A one-meter rod is suspended at its middle so that it balances. Suppose one-gram on the rod at the following distances from one end.
20cm 27cm 38cm 44cm 58cm 70cm 83cm 94cm
Where must a one gram weight be hung so that the rod will balances at the 50 centimeter mark
Where must two gram weight be hung so that the rod will balance at the 50 centimeter mark
To solve this problem, we need to understand the concept of torque and equilibrium.
Torque is the rotational equivalent of force. It is calculated by multiplying the force applied by the distance from the pivot point (fulcrum). In this case, the fulcrum is at the middle of the rod.
Equilibrium is a state where the system is balanced and not in motion. In rotational equilibrium, the sum of the torques acting on the object must be zero.

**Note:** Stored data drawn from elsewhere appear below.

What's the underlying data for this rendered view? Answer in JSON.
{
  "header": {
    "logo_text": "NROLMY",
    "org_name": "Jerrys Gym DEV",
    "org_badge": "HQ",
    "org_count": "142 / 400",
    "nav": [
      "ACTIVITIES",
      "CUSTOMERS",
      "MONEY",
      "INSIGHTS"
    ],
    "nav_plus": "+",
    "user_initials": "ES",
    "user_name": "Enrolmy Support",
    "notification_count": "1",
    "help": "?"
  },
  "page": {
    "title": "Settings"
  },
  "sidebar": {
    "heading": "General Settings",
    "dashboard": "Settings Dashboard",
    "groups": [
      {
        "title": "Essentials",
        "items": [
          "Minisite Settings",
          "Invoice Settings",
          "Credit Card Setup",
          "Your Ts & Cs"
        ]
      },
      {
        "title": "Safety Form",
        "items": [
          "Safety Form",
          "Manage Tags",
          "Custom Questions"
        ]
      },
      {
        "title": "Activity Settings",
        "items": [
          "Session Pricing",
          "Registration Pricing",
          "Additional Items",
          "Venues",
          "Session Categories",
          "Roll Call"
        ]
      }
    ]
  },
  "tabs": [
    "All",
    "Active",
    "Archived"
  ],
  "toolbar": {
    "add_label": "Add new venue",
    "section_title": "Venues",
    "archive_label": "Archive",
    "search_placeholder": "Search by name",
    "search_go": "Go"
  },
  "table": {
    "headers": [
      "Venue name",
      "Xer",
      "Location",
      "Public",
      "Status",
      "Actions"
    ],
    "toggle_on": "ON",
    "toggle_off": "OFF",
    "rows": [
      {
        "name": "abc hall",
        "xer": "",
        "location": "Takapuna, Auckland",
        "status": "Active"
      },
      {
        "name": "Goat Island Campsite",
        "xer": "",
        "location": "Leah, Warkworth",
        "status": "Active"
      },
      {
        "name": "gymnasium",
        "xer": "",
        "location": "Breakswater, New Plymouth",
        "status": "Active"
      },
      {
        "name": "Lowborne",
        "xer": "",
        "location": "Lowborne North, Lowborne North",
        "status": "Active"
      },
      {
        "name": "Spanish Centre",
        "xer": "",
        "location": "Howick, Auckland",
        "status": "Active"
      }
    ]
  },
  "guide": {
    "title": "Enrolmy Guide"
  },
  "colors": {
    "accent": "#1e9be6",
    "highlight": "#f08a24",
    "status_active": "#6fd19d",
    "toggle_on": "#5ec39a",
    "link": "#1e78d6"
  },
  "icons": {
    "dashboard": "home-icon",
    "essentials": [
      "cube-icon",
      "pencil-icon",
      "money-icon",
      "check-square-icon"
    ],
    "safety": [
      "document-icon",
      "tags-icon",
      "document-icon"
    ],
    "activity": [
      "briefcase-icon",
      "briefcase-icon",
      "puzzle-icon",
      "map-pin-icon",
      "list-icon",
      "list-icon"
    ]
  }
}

Given that the rod balances at its middle, we know that the sum of the torques acting on it from the left side and the right side are equal. Mathematically, we can express this as:
Torque on the left side = Torque on the right side
Now, let's break down the problem:
1. Where must a one gram weight be hung so that the rod will balance at the 50 centimeter mark?
To balance the rod at the 50 centimeter mark, we need to find the point where the torque on the left side is equal to the torque on the right side.
Let's assume we hang the one gram weight at a distance 'x' from the left end of the rod. We can calculate the torque on each side as follows:
Torque on the left side = (20 cm * 1 gram) + (27 cm * 1 gram) + (38 cm * 1 gram) + (44 cm * 1 gram)
Torque on the right side = (58 cm * 1 gram) + (70 cm * 1 gram) + (83 cm * 1 gram) + (94 cm * 1 gram) + (x * 1 gram)
Setting the torques equal, we have:
(20 + 27 + 38 + 44) = (58 + 70 + 83 + 94 + x)
Simplifying the equation, we have:
(129) = (305 + x)
Rearranging the equation, we find:
x = 129 - 305
x = -176
Since the distance cannot be negative, we conclude that the one gram weight cannot be hung on the left side of the 50 centimeter mark in order to balance the rod. Therefore, it is not possible to hang a one gram weight in such a way that the rod balances at the 50 centimeter mark.
2. Where must a two gram weight be hung so that the rod will balance at the 50 centimeter mark?
Similar to the first question, we need to find the point where the torques on both sides are equal.
Let's assume we hang the two gram weight at a distance 'y' from the left end of the rod. The torques can be calculated as follows:
Torque on the left side = (20 cm * 1 gram) + (27 cm * 1 gram) + (38 cm * 1 gram) + (44 cm * 1 gram)
Torque on the right side = (58 cm * 1 gram) + (70 cm * 1 gram) + (83 cm * 1 gram) + (94 cm * 1 gram) + (50 cm * 2 grams) + (y * 2 grams)
Setting the torques equal, we have:
(20 + 27 + 38 + 44) = (58 + 70 + 83 + 94 + 50*2 + y*2)
Simplifying the equation:
(129) = (395 + 2y)
Rearranging the equation:
2y = 129 - 395
2y = -266
y = -133
Again, we obtain a negative distance, which is not possible. Therefore, it is not possible to hang a two gram weight in such a way that the rod balances at the 50 centimeter mark.
In conclusion, for both a one gram weight and a two gram weight, it is not possible to hang them in a position that will balance the rod at the 50 centimeter mark.